Questo documento è stato diffuso dalla Chiesa ambrosiana nell’ottobre scorso. E la prima stonatura sta già nel titolo: l’Oratorio non è un luogo interreligioso.

Non lo rende tale la presenza di ragazzini di fedi diverse, perché la proposta educativa cristiana dev’essere chiara e rivolta a tutti, anche a loro.

«Fede e accoglienza» giustifica inoltre il fatto che ragazzini musulmani preghino a modo loro in parrocchia, guidati da adulti appartenenti alla comunità islamica.

Sostiene che ciò non indebolirebbe l’identità cristiana di chi li ospita, anzi incoraggerebbe l’«emulazione spirituale»…

Quanto tale affermazione sia assurda lo si capisce bene dagli «Orientamenti Pastorali per il dialogo Interreligioso», redatti nel 2014 dal Pontificio Consiglio per il Dialogo Interreligioso.

Si tratta, in questo caso, di un documento normativo per tutta la Chiesa. Ebbene, al punto 84 si specifica bene come l’ospitalità abbia dei limiti.

Vi si legge: «Offrire una chiesa come casa di preghiera a persone di altre religioni è sconveniente e si deve evitare».

E precisa ancora: «È anche importante scoraggiare l’uso di edifici destinati ad attività pastorali cattoliche come luoghi di preghiera e di culto per persone di altre religioni». Oratori compresi.

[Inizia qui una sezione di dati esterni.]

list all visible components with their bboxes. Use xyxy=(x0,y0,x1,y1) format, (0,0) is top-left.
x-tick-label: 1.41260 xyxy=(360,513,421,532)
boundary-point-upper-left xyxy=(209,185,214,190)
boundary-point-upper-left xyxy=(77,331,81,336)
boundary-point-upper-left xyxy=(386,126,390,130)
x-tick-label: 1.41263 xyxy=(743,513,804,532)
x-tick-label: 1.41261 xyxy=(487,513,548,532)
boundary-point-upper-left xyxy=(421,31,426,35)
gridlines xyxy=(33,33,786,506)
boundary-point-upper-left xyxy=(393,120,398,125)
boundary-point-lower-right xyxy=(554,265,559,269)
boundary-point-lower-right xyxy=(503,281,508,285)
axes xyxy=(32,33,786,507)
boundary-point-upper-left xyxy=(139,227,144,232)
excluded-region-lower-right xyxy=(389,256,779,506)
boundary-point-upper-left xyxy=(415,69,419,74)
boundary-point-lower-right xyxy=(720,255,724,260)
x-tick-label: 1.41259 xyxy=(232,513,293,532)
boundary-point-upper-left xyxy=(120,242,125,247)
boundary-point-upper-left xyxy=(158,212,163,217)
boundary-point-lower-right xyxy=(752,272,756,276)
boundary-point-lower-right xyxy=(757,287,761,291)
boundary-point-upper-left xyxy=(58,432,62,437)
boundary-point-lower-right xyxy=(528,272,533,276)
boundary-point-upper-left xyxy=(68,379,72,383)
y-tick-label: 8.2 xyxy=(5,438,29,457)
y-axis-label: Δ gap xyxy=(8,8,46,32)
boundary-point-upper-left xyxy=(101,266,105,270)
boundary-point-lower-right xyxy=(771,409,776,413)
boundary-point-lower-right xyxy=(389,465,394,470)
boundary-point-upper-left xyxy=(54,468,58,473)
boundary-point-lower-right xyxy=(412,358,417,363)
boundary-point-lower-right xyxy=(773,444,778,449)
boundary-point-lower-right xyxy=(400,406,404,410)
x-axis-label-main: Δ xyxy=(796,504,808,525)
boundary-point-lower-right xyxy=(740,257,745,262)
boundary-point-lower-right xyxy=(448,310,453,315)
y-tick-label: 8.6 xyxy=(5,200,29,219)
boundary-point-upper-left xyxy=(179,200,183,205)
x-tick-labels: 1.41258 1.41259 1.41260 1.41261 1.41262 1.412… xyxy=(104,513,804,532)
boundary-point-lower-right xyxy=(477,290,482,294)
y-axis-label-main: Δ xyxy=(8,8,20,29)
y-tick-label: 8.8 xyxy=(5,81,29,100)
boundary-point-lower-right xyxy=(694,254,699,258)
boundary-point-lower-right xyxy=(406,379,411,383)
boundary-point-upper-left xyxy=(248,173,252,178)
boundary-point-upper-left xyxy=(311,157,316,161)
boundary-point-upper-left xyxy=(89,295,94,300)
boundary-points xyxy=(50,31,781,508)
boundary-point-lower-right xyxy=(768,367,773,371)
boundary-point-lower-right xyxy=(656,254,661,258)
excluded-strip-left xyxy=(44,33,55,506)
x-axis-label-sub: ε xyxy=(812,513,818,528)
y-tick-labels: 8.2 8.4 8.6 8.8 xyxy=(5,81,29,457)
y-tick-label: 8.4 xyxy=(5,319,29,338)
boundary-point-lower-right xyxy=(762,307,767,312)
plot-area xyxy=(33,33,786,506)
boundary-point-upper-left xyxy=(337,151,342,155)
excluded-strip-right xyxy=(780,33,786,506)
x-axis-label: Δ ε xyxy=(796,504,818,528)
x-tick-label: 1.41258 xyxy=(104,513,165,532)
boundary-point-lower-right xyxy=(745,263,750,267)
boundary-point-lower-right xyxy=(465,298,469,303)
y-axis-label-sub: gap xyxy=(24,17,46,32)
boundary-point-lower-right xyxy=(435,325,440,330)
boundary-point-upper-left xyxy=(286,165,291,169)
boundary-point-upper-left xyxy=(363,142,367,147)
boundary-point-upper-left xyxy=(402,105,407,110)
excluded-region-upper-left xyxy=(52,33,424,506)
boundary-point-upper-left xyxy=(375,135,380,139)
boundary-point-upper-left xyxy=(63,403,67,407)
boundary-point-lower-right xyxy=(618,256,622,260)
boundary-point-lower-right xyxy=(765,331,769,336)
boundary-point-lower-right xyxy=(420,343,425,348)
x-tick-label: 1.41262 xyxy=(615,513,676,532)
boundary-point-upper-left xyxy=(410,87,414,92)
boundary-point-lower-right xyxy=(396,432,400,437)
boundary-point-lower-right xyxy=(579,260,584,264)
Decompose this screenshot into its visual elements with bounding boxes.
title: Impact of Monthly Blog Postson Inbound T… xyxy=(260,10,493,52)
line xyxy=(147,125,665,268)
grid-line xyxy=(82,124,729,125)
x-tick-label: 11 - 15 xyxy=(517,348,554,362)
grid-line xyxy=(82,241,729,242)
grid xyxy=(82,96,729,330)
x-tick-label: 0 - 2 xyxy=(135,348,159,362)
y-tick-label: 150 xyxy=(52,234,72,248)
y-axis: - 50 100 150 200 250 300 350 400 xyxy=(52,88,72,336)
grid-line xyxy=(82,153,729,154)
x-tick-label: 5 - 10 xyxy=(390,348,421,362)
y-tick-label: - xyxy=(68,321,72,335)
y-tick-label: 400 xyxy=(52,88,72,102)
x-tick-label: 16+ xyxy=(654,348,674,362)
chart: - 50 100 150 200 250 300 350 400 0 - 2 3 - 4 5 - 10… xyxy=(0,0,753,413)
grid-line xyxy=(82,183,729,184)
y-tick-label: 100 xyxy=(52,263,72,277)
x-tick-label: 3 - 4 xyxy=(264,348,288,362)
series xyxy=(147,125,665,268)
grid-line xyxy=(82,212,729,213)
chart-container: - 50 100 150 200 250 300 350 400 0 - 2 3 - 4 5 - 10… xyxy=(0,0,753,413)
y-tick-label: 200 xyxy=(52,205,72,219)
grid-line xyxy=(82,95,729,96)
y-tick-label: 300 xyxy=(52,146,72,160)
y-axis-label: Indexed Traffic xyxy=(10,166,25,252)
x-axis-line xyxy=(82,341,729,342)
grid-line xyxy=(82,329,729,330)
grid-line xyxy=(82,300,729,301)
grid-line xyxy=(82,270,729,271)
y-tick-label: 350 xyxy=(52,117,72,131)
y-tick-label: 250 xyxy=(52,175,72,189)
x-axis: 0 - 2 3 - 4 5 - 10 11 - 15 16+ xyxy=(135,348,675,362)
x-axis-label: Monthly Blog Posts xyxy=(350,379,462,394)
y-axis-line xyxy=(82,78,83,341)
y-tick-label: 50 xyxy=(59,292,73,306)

Dunque, momenti di preghiera separati per i ragazzini musulmani, tanto più se guidati da animatori o educatori islamici, snaturano totalmente l’idea di oratorio cattolico.

E non c’è documento ambrosiano che possa sostenere il contrario! Come potrebbe, infatti, in tali ambienti, la proposta educativa cristiana prevedere la presenza attiva di chi cattolico non è?

Il Concilio Vaticano II, con la Dignitatis humanæ, al n. 1, parla di «dovere morale dei singoli e delle società verso la vera religione e l’unica Chiesa di Cristo».

Che cosa significa? Che non si diventa più cristiani guardando le altre religioni pregare a modo loro, bensì adorando e pregando Gesù Cristo a modo nostro!

Lo ha detto chiaramente anche il Vescovo di Ventimiglia-San Remo, mons. Antonio Suetta, nella sua lettera pastorale «Non c’è amore più grande» dello scorso 24 maggio…

Vi si legge: «L’accoglienza deve essere sempre accompagnata dalla nostra identità spirituale, parlando di Gesù Cristo con amore».

Accogliere i ragazzi musulmani in Oratorio, ma farli pregare a modo loro e negare loro l’annuncio di Cristo, invece, significa venir meno a questa «identità spirituale».

Mons. Suetta lo ha detto a chiare lettere: l’atto più alto e bello di carità è «annunciare Colui che è Via, Verità e Vita».

Solo così si fa proprio il mandato di Gesù Cristo: «Andate dunque e fate discepoli tutti i popoli, battezzandoli nel nome del Padre e del Figlio e dello Spirito Santo» (Mt 28, 19).

Diciamo tutti insieme NO alla pastorale “cattosulmana”!